On me demanda où je demeurais ; il me fut impossible de le
dire. Je demandai où j'étais, on me dit, à la Haute-Borne, c'était
comme si l'on m'eût dit au mont Atlas. Il fallut demander
successivement le pays, la ville et le quartier où je me trouvais.
Encore cela ne put-il suffire pour me reconnaître ; il me
fallut tout le trajet de là jusqu'au boulevard pour me rappeler ma
demeure et mon nom. Un monsieur que je ne connaissais pas et qui
eut la charité de m'accompagner quelque temps, apprenant que je
demeurais si loin, me conseilla de prendre au Temple un fiacre pour
me reconduire chez moi. Je marchais très bien, très légèrement sans
sentir ni douleur ni blessure, quoique je crachasse toujours
beaucoup de sang. Mais j'avais un frisson glacial qui faisait
claquer d'une façon très incommode mes dents fracassées. Arrive au
Temple, je pensai que puisque je marchais sans peine il valait
mieux continuer ainsi ma route à pied que de m'exposer à périr de
froid dans un fiacre. Je fis ainsi la demi- lieue qu'il y a du
Temple à la rue Plâtrière, marchant sans peine évitant les
embarras, les voitures, choisissant et suivant mon chemin tout
aussi bien que j'aurais pu faire en pleine santé. J'arrive, j'ouvre
le secret qu'on a fait mettre à la porte de la rue, je monte
l'escalier dans l'obscurité et j'entre enfin chez moi sans autre
accident que ma chute et ses suites, dont je ne m'apercevais pas
même encore alors. Les cris de ma femme en me voyant me firent
comprendre que j'étais plus maltraité que je ne pensais. Je passai
la nuit sans connaître encore et sentir mon mal. Voici ce que je
sentis et trouvai le lendemain. J'avais la lèvre supérieure fendue
en dedans jusqu'au nez, en dehors la peau l'avait mieux garantie et
empêchait la totale séparation, quatre dents enfoncées à la
mâchoire supérieure, toute la partie du visage qui la couvre
extrêmement enflée et meurtrie, le pouce droit foulé et très gros
le pouce gauche grièvement blessé, le bras gauche foulé, le genou
gauche aussi très enflé et qu'une contusion forte et douloureuse
empêchait totalement de plier. Mais avec tout ce fracas rien de
brisé pas même une dent, bonheur qui tient du prodige dans une
chute comme celle-là. Voilà très fidèlement l'histoire de mon
accident. En peu de jours cette histoire se répandit dans Paris
tellement changée et défigurée qu'il était impossible d'y rien
reconnaître. J'aurais dû compter d'avance sur cette
métamorphose ; mais il s'y joignit tant de circonstances
bizarres ; tant de propos obscurs et de réticences
l'accompagnèrent, on m'en parlait d'un air si risiblement discret
que tous ces mystères m'inquiétèrent. J'ai toujours haï les
ténèbres, elles m'inspirent naturellement une horreur que celles
dont on m'environne depuis tant d'années n'ont pas dû diminuer.

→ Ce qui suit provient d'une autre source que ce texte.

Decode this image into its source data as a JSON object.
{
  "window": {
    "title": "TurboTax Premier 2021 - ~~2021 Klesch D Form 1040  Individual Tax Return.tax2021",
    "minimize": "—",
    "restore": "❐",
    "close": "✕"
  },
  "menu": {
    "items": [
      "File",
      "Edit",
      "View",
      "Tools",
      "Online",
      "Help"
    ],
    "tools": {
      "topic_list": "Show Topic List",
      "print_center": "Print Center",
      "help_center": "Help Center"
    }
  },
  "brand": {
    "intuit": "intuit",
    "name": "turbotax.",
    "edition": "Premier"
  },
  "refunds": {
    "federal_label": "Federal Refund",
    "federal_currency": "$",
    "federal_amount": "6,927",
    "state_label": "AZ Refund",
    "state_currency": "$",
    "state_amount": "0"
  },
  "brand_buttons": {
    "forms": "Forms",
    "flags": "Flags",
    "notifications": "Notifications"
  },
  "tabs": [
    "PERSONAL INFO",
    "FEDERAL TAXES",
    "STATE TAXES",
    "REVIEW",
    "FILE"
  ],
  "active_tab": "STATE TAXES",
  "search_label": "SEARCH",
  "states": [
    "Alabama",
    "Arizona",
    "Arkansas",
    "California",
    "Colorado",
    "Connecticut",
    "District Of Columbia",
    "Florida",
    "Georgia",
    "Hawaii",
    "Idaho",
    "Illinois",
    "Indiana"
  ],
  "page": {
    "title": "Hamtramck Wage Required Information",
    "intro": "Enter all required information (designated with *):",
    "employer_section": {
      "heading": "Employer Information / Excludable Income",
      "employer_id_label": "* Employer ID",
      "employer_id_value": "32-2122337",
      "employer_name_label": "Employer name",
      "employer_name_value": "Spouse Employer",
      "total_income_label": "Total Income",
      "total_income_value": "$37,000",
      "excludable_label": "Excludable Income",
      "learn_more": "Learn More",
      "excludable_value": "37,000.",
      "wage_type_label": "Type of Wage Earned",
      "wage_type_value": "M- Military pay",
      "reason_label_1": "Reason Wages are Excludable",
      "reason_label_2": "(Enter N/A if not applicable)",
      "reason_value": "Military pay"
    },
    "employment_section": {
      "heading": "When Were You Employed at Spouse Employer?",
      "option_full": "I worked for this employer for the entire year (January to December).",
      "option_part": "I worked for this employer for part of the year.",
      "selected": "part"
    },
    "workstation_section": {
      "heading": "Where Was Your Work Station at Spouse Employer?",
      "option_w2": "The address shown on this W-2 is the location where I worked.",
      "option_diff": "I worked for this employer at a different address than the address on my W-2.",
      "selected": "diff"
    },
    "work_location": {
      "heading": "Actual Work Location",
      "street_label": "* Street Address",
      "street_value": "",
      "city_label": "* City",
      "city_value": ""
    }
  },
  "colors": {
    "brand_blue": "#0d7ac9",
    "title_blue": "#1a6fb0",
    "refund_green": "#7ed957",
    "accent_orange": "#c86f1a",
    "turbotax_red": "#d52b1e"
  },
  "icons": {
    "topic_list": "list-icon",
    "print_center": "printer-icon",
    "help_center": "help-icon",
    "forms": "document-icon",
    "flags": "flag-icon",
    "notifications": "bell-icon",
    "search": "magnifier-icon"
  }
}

Parmi toutes les singularités de cette époque je n'en remarquerai
qu'une, mais suffisante pour faire juger des autres. M. Lenoir,
lieutenant général de police, avec lequel je n'avais eu jamais
aucune relation, envoya son secrétaire s'informer de mes nouvelles,
et me faire d'instantes offres de services qui ne me parurent pas
dans la circonstance d'une grande utilité pour mon soulagement. Son
secrétaire ne laissa pas de me presser très vivement de me
prévaloir de ses offres, jusqu'à me dire que si je ne me fiais pas
à lui Je pouvais écrire directement à M. Lenoir. Ce grand
empressement et l'air de confidence qu'il y joignit me firent
comprendre qu'il y avait sous tout cela quelque mystère que je
cherchais vainement à pénétrer. Il n'en fallait pas tant pour
m'effaroucher surtout dans l'état d'agitation où mon accident et la
fièvre qui s'y était jointe avaient mis ma tête. Je me livrais à
mille conjectures inquiétantes et tristes, et je faisais sur tout
ce qui se passait autour de moi des commentaires qui marquaient
plutôt le délire de la fièvre que le sang-froid d'un homme qui ne
prend plus d'intérêt à rien.
Un autre événement vint achever de troubler ma tranquillité.
Madame d'Ormoy m'avait recherché depuis quelques années, sans que
je pusse deviner pourquoi.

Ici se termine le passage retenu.